Breaking down barriers Prevotella timonensis and mucosal immunity in HIV-1 susceptibility

HIV-1 remains a major global health problem with the highest burden of new infections among adolescent girls and young women living in sub-Saharan Africa. While the immune system plays a crucial role in defending against HIV-1, several factors increase the risk of HIV-1 acquisition, such as dysbiosis of the vaginal microbiome. Bacterial vaginosis (BV) is characterized by disruption of the vaginal microbiome and overgrowth of anaerobic bacteria, consistently associated with increased susceptibility to sexual HIV-1 transmission. This research aimed to unravel how BV-associated bacteria, particularly Prevotella timonensis, shape mucosal immunity and HIV-1 uptake and transmission by immune cells and identify underlying mechanisms. We examined how the vaginal microbiota influences HIV-1 susceptibility at the mucosal interface, focusing on P. timonensis, a bacterium strongly associated with vaginal dysbiosis. Using primary human immune cells, we showed P. timonensis directly enhanced HIV-1 uptake by dendritic cells and CD4⁺ T cells, facilitating viral dissemination. Furthermore, we showed P. timonensis also altered immune cell behaviour by promoting dendritic cell–T cell clustering and shaping local immune responses, indicating a broader role in mucosal immune dysregulation.

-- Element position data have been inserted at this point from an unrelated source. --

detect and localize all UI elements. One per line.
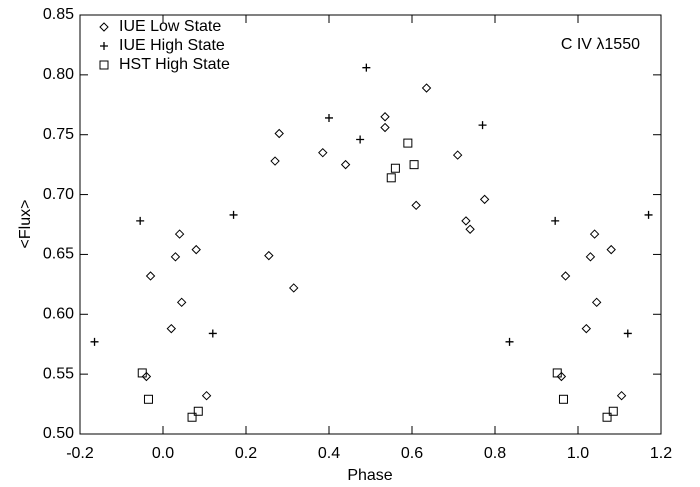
diamond-marker <box>174 229 185 239</box>
plus-marker <box>325 113 333 122</box>
plus-marker <box>505 337 514 346</box>
square-marker <box>602 412 612 422</box>
diamond-marker <box>461 216 471 226</box>
diamond-marker <box>201 390 212 401</box>
plus-marker <box>623 329 632 338</box>
x-tick-label: 0.2 <box>235 445 257 462</box>
y-tick-label: 0.65 <box>43 246 74 263</box>
diamond-marker <box>560 271 571 281</box>
diamond-marker <box>581 323 592 334</box>
plot-frame <box>79 14 662 435</box>
square-marker <box>193 406 203 416</box>
y-tick-label: 0.55 <box>43 365 74 382</box>
square-marker <box>608 406 618 416</box>
square-marker <box>552 368 562 378</box>
diamond-marker <box>589 229 600 239</box>
plus-marker <box>362 63 371 72</box>
legend-label: IUE High State <box>119 37 225 54</box>
diamond-marker <box>591 297 602 308</box>
x-tick-label: -0.2 <box>66 445 94 462</box>
plus-marker <box>90 337 99 346</box>
legend-marker <box>99 22 109 32</box>
diamond-marker <box>191 244 201 255</box>
plus-marker <box>136 216 145 225</box>
square-marker <box>403 138 413 148</box>
square-marker <box>409 160 419 170</box>
diamond-marker <box>380 112 390 122</box>
diamond-marker <box>270 156 280 166</box>
plus-marker <box>356 135 365 144</box>
diamond-marker <box>289 283 299 293</box>
x-tick-label: 1.2 <box>650 445 672 462</box>
diamond-marker <box>421 83 432 93</box>
diamond-marker <box>452 150 463 160</box>
legend-marker <box>99 60 109 70</box>
legend-label: HST High State <box>119 56 230 73</box>
square-marker <box>137 368 147 378</box>
diamond-marker <box>606 244 616 255</box>
y-tick-label: 0.75 <box>43 126 74 143</box>
diamond-marker <box>264 250 274 261</box>
x-tick-label: 0.0 <box>152 445 174 462</box>
diamond-marker <box>411 200 421 211</box>
y-tick-label: 0.60 <box>43 306 74 323</box>
diamond-marker <box>176 297 187 308</box>
diamond-marker <box>465 224 475 234</box>
diamond-marker <box>145 271 156 281</box>
diamond-marker <box>318 147 328 158</box>
x-tick-label: 0.6 <box>401 445 423 462</box>
plus-marker <box>644 210 653 219</box>
diamond-marker <box>166 323 177 334</box>
diamond-marker <box>274 128 284 139</box>
square-marker <box>386 173 396 183</box>
x-tick-label: 1.0 <box>567 445 589 462</box>
plus-marker <box>208 329 217 338</box>
y-tick-label: 0.85 <box>43 6 74 23</box>
diamond-marker <box>170 252 181 262</box>
x-tick-label: 0.4 <box>318 445 340 462</box>
diamond-marker <box>556 371 567 382</box>
diamond-marker <box>479 194 490 205</box>
diamond-marker <box>616 390 627 401</box>
y-axis-label: <Flux> <box>17 200 34 249</box>
x-tick-label: 0.8 <box>484 445 506 462</box>
y-tick-label: 0.80 <box>43 66 74 83</box>
legend-label: IUE Low State <box>119 18 221 35</box>
square-marker <box>143 394 153 404</box>
diamond-marker <box>340 159 351 170</box>
x-axis-label: Phase <box>347 467 392 484</box>
y-tick-label: 0.50 <box>43 425 74 442</box>
square-marker <box>390 163 400 173</box>
square-marker <box>187 412 197 422</box>
plus-marker <box>229 210 238 219</box>
annotation: C IV λ1550 <box>561 36 640 53</box>
y-tick-label: 0.70 <box>43 186 74 203</box>
legend-marker <box>100 42 108 50</box>
plus-marker <box>551 216 560 225</box>
square-marker <box>558 394 568 404</box>
diamond-marker <box>585 252 596 262</box>
diamond-marker <box>380 122 390 133</box>
diamond-marker <box>141 371 152 382</box>
plus-marker <box>478 121 487 130</box>
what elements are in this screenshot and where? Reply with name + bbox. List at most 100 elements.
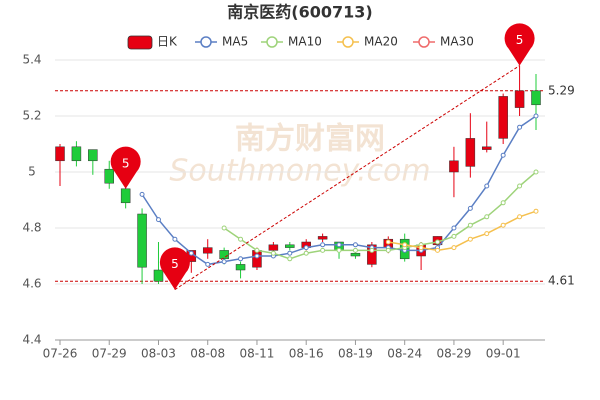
- x-tick-label: 08-24: [387, 347, 422, 361]
- ma-point: [287, 250, 293, 256]
- ma-point: [188, 250, 194, 256]
- reference-label: 5.29: [548, 83, 575, 97]
- y-tick-label: 5.4: [22, 53, 41, 67]
- marker-pin: [504, 23, 535, 66]
- candle-body: [482, 146, 492, 150]
- ma-point: [385, 239, 391, 245]
- ma-point: [336, 247, 342, 253]
- candle-body: [137, 213, 147, 268]
- ma-point: [484, 183, 490, 189]
- candle-body: [252, 250, 262, 268]
- ma-line: [223, 171, 537, 260]
- ma-point: [533, 208, 539, 214]
- candle-body: [367, 244, 377, 265]
- legend-dot: [266, 36, 278, 48]
- x-tick-label: 08-16: [289, 347, 324, 361]
- watermark-sub: Southmoney.com: [169, 154, 430, 189]
- candle-body: [88, 149, 98, 162]
- candle-body: [120, 188, 131, 204]
- candle-body: [235, 264, 246, 271]
- legend-label: MA30: [440, 35, 474, 49]
- candle-body: [55, 146, 65, 162]
- x-tick-label: 08-11: [240, 347, 275, 361]
- ma-point: [254, 247, 260, 253]
- ma-point: [221, 259, 227, 265]
- legend-dot: [342, 36, 354, 48]
- ma-point: [155, 217, 161, 223]
- ma-point: [500, 200, 506, 206]
- marker-pin: [159, 247, 190, 290]
- candle-body: [514, 90, 525, 108]
- y-tick-label: 4.4: [22, 333, 41, 347]
- ma-point: [451, 225, 457, 231]
- reference-label: 4.61: [548, 274, 575, 288]
- ma-point: [517, 214, 523, 220]
- ma-point: [238, 256, 244, 262]
- candle-body: [219, 250, 229, 260]
- candle-body: [285, 244, 295, 248]
- legend-label: MA20: [364, 35, 398, 49]
- ma-point: [435, 239, 441, 245]
- ma-point: [369, 247, 375, 253]
- trend-line: [174, 65, 520, 291]
- ma-point: [500, 222, 506, 228]
- chart-title: 南京医药(600713): [227, 3, 372, 22]
- legend-dot: [418, 36, 430, 48]
- candle-body: [202, 247, 213, 254]
- ma-point: [336, 242, 342, 248]
- ma-point: [418, 245, 424, 251]
- marker-label: 5: [122, 156, 130, 170]
- ma-point: [402, 242, 408, 248]
- ma-point: [172, 236, 178, 242]
- x-tick-label: 08-03: [141, 347, 176, 361]
- ma-point: [385, 247, 391, 253]
- candle-body: [153, 269, 164, 282]
- y-tick-label: 4.6: [22, 277, 41, 291]
- y-tick-label: 5.2: [22, 109, 41, 123]
- ma-point: [484, 214, 490, 220]
- x-tick-label: 09-01: [486, 347, 521, 361]
- x-tick-label: 08-29: [436, 347, 471, 361]
- ma-point: [467, 205, 473, 211]
- x-tick-label: 07-26: [43, 347, 78, 361]
- ma-point: [500, 152, 506, 158]
- marker-pin: [110, 146, 141, 189]
- ma-point: [238, 236, 244, 242]
- ma-point: [533, 113, 539, 119]
- ma-point: [467, 222, 473, 228]
- ma-point: [435, 247, 441, 253]
- ma-point: [451, 245, 457, 251]
- ma-point: [517, 183, 523, 189]
- ma-point: [533, 169, 539, 175]
- ma-point: [517, 124, 523, 130]
- ma-point: [270, 250, 276, 256]
- x-tick-label: 08-08: [190, 347, 225, 361]
- ma-point: [467, 236, 473, 242]
- legend-label: MA10: [288, 35, 322, 49]
- ma-point: [303, 250, 309, 256]
- watermark: 南方财富网: [235, 122, 385, 157]
- ma-point: [221, 225, 227, 231]
- candle-body: [449, 160, 459, 173]
- ma-point: [352, 242, 358, 248]
- marker-label: 5: [171, 257, 179, 271]
- y-tick-label: 5: [28, 165, 36, 179]
- legend-label: 日K: [157, 35, 178, 49]
- candle-body: [317, 236, 328, 240]
- candle-body: [498, 96, 508, 139]
- ma-point: [320, 242, 326, 248]
- legend-label: MA5: [222, 35, 248, 49]
- candle-body: [350, 252, 361, 257]
- ma-point: [303, 245, 309, 251]
- ma-line: [388, 210, 537, 252]
- ma-point: [139, 191, 145, 197]
- ma-point: [205, 261, 211, 267]
- candle-body: [531, 90, 541, 106]
- candle-body: [268, 244, 279, 251]
- legend-dot: [200, 36, 212, 48]
- candle-body: [465, 138, 476, 167]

Mechanistically, we identified a highly potent membrane-bound enzyme expressed by P. timonensis as a key driver of the observed effects. Collectively, these findings provide new insights into how BV-associated bacteria modulate immune cells and promote HIV-1 dissemination and highlight specific bacterial enzymes as potential targets for future prevention strategies.